The writing process can be quite tricky. Writing about it isn’t any easier. You often hear writers say things like “I have not written any new in quite some time” or simply “I have been having a dry spell, and I don’t know how long it will last”.
Writing about this dry-spell may offer a diagnosis on why the cogs in your brains aren’t tuning.
Having deadlines to meet during the MA made me question the existence of the writer’s block or dry-spells. Because whether I liked or not, wanted or not, I had to produce new work every month or so, so I was writing regularly. While the quality of the work is disputable, I wrote 6 new poems every tutorial.But now that deadlines are no longer threatening with me a whip, I am finding it difficult to write poetry again.
Could this “writer’s block” be natural and necessary part of the writing process?
I believe it is. And here’s why:
1-Not writing is painful.
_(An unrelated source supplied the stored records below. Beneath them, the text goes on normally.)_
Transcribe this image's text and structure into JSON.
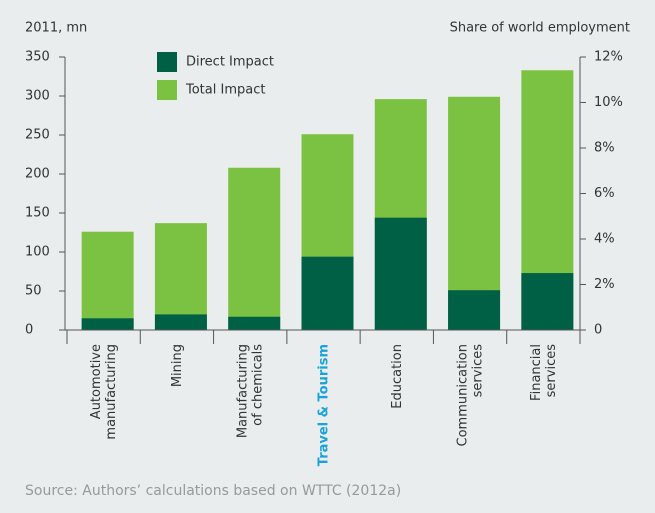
{
  "chart_data": {
    "type": "bar",
    "y_axis_label": "2011, mn",
    "y2_axis_label": "Share of world employment",
    "categories": [
      "Automotive\nmanufacturing",
      "Mining",
      "Manufacturing\nof chemicals",
      "Travel & Tourism",
      "Education",
      "Communication\nservices",
      "Financial\nservices"
    ],
    "highlight_index": 3,
    "highlight_color": "#1aa3d9",
    "series": [
      {
        "name": "Total Impact",
        "color": "#7cc242",
        "values": [
          126,
          137,
          208,
          251,
          296,
          299,
          333
        ]
      },
      {
        "name": "Direct Impact",
        "color": "#006045",
        "values": [
          15,
          20,
          17,
          94,
          144,
          51,
          73
        ]
      }
    ],
    "ylim": [
      0,
      350
    ],
    "yticks": [
      0,
      50,
      100,
      150,
      200,
      250,
      300,
      350
    ],
    "y2lim": [
      0,
      12
    ],
    "y2ticks": [
      {
        "value": 0,
        "label": "0"
      },
      {
        "value": 2,
        "label": "2%"
      },
      {
        "value": 4,
        "label": "4%"
      },
      {
        "value": 6,
        "label": "6%"
      },
      {
        "value": 8,
        "label": "8%"
      },
      {
        "value": 10,
        "label": "10%"
      },
      {
        "value": 12,
        "label": "12%"
      }
    ],
    "source": "Source: Authors’ calculations based on WTTC (2012a)"
  }
}
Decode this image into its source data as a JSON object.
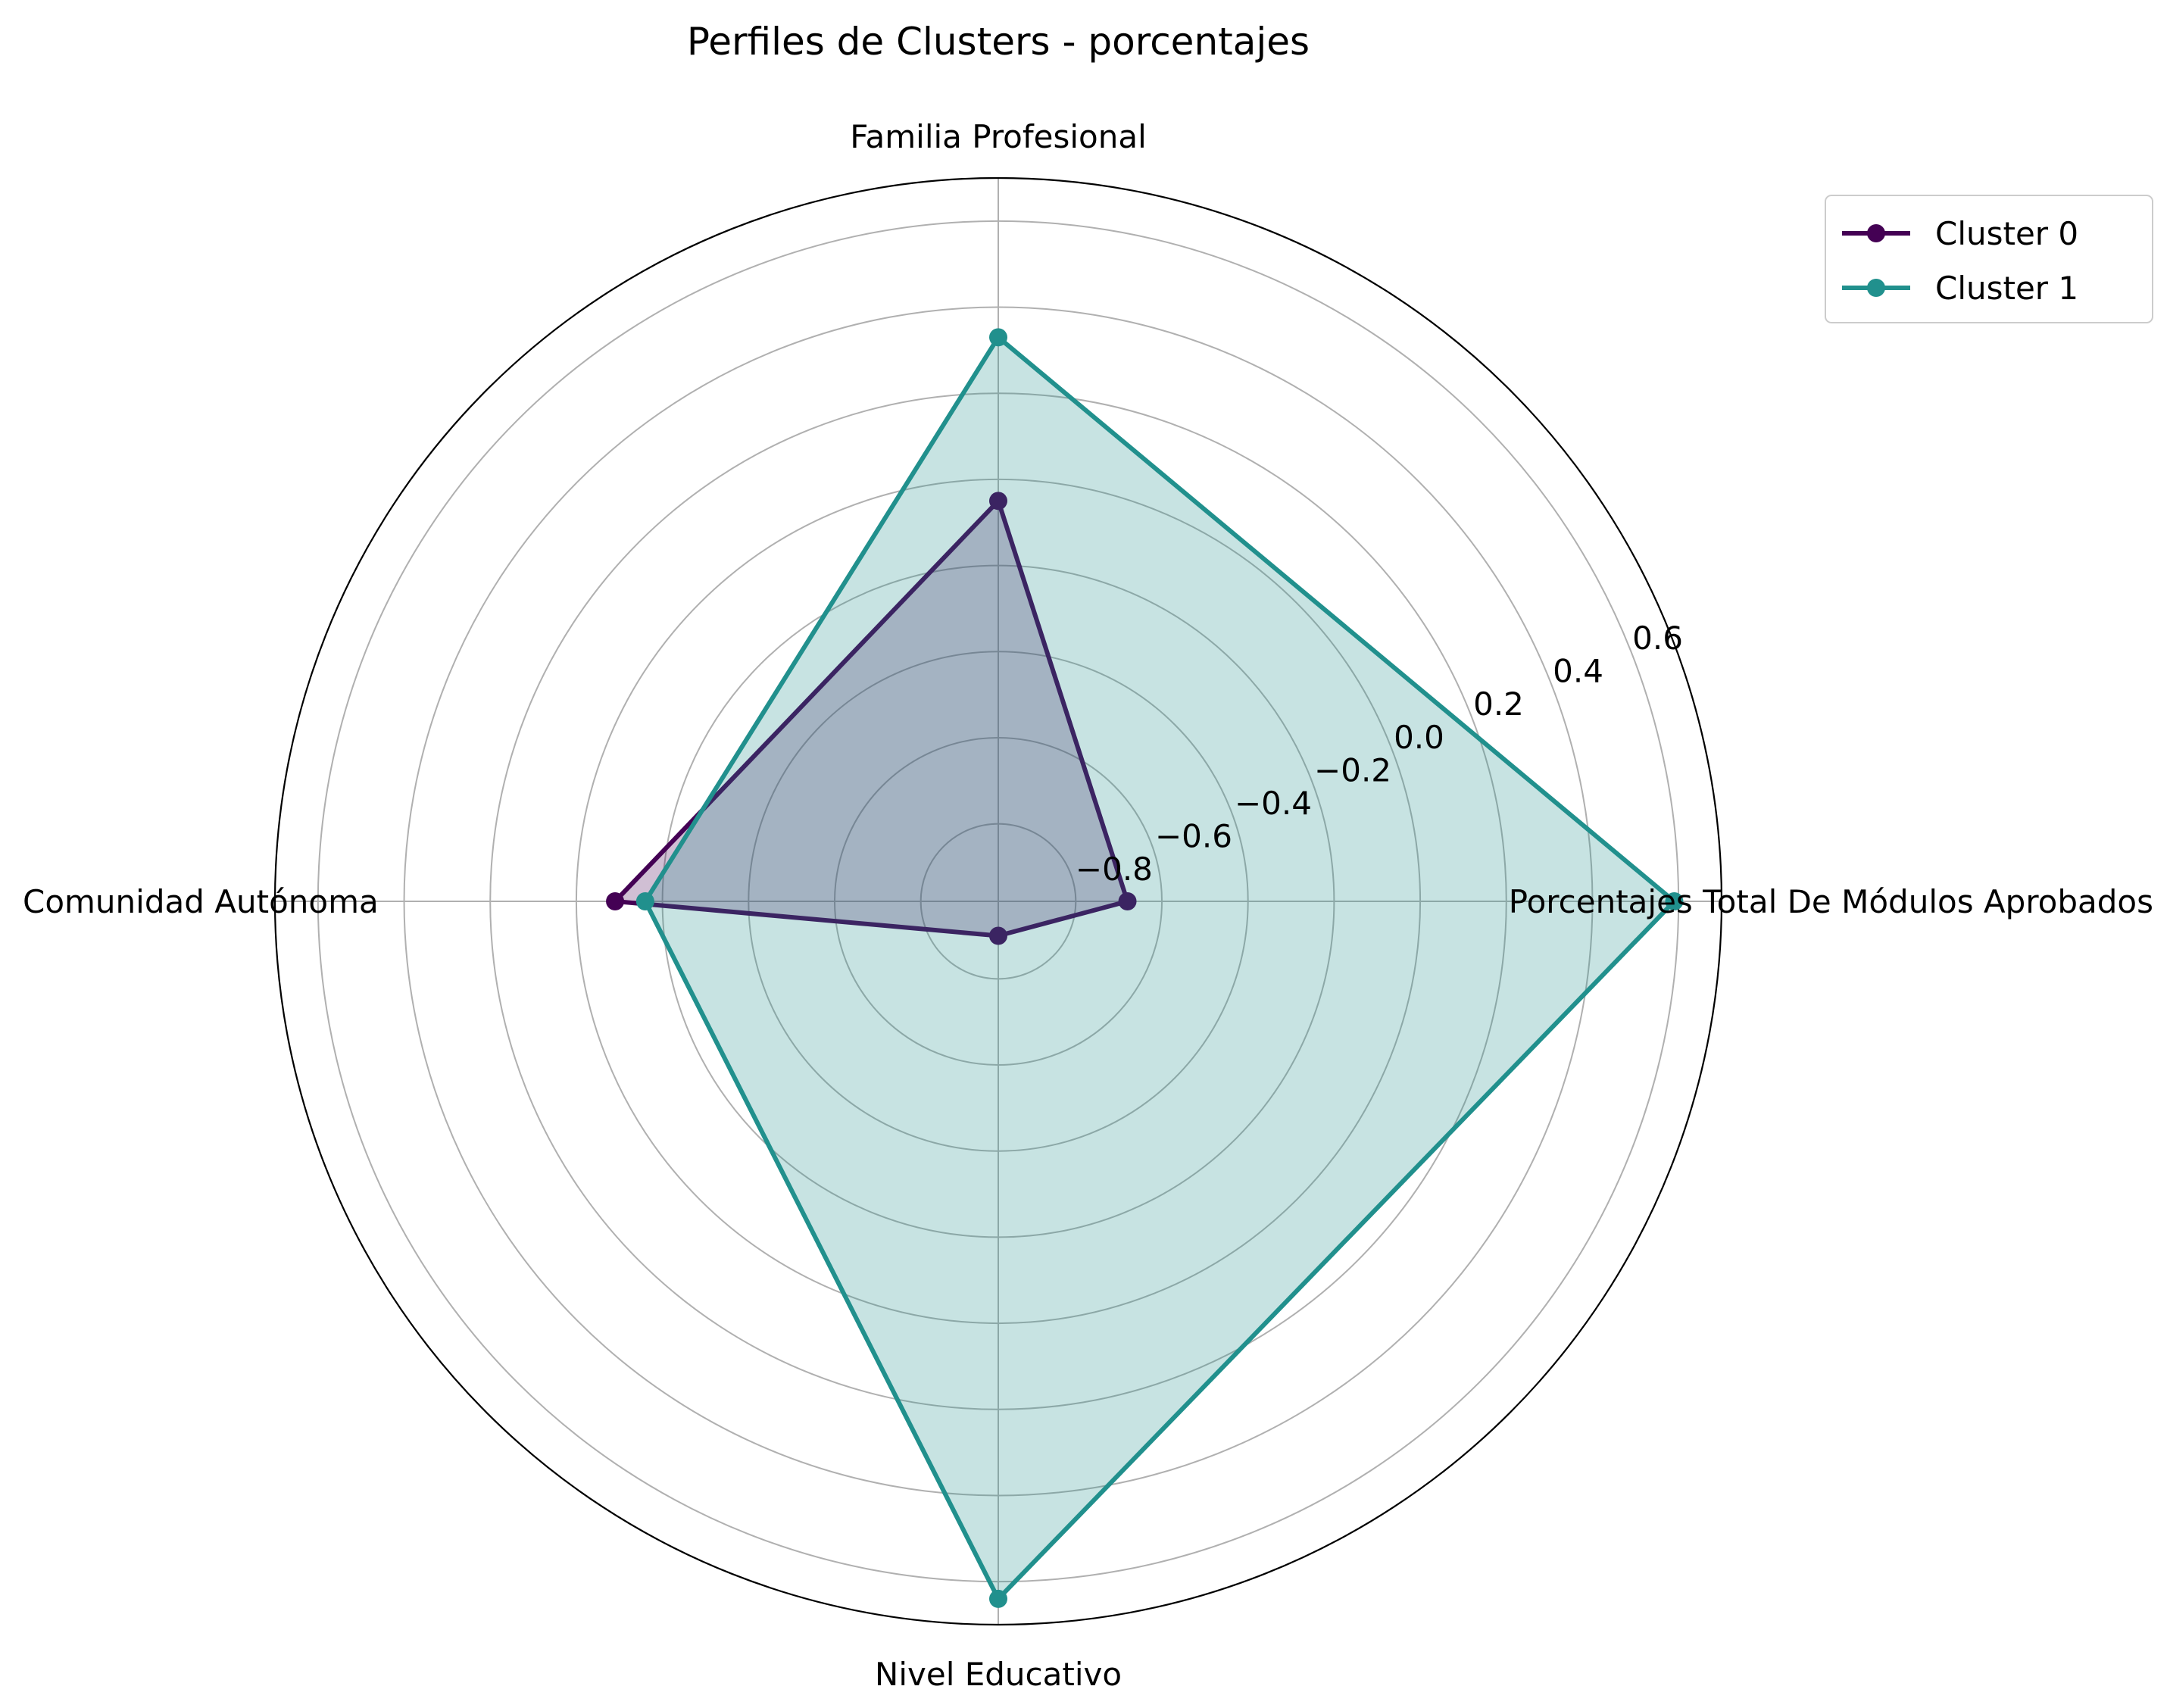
{
  "chart_data": {
    "type": "radar",
    "title": "Perfiles de Clusters - porcentajes",
    "axes": [
      "Porcentajes Total De Módulos Aprobados",
      "Familia Profesional",
      "Comunidad Autónoma",
      "Nivel Educativo"
    ],
    "radial_ticks": [
      -0.8,
      -0.6,
      -0.4,
      -0.2,
      0.0,
      0.2,
      0.4,
      0.6
    ],
    "radial_tick_labels": [
      "−0.8",
      "−0.6",
      "−0.4",
      "−0.2",
      "0.0",
      "0.2",
      "0.4",
      "0.6"
    ],
    "rlim": [
      -0.98,
      0.7
    ],
    "grid": true,
    "legend_position": "top-right",
    "series": [
      {
        "name": "Cluster 0",
        "values": [
          -0.68,
          -0.05,
          -0.09,
          -0.9
        ],
        "color": "#440154",
        "fill_opacity": 0.25
      },
      {
        "name": "Cluster 1",
        "values": [
          0.59,
          0.33,
          -0.16,
          0.64
        ],
        "color": "#21908d",
        "fill_opacity": 0.25
      }
    ]
  }
}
And allowing yourself the time and space to feel that pain of not being able to write is important to remind you why you write in the first place. A dry-spell makes you long for rain. Makes you appreciate it, look forward to it. And when it pours down, it always feels refreshing, healing, and promising.
2-Recharaging your creativity. The past two years were hectic. But by the end of the MA programme, I felt I had given everything I got. I consumed all my energy, knowledge, and experiences. Now when I think about writing, I feel like I no longer have any new ideas as if my data is erased and my mind is a blank slate. This creates a chance to recharge. I firmly believe in “when you aren’t writing, you should be reading”. Creative practitioners stress on how important it is to read the works of other creative practitioners. I write poetry, but I read everything. New perspectives, smart usage of language, energizing imaginations do exist in all forms of literature. It would be a shame to miss the opportunity to expose yourself to all these resources that would enrich your creativity. Keeping an open mind while reading is a key to becoming a better writer.
3-You don’t feel what you write is valuable. Of the two reasons I have mentioned this is the most destructive and most deliberate.Sometimes it’s not a writer’s block that’s keeping you from writing but it’s doubt and fear of rejection. The other two “phases” of not writing may eventually result with new writings. But this feeling of failure may kill your effort in its cradle.
Seeing your effort going down the drain makes you question if you are any good. Failing to see that your writing is taking you anywhere beyond a few likes on Instagram makes you wonder, what’s the point?
I try to remind myself that if I don’t write, no one cares. I’m the one at loss. And if I write, still no one cares but I end up doing something I truly love and care about.
For now I am letting these doubts consume me. I always see the danger in overconfidence rather than in the lack of it. My poems reflect the progression I make in life. I might be a mediocre poet for now but if I stop writing I may never know what I can become. This thought keeps me going even when I have just received the most recent rejection letter.
I enjoy writing about writing, because it helps me recapture the ups and downs of the writing process itself. And as I mentioned it’s like running a diagnosis on why you aren’t writing.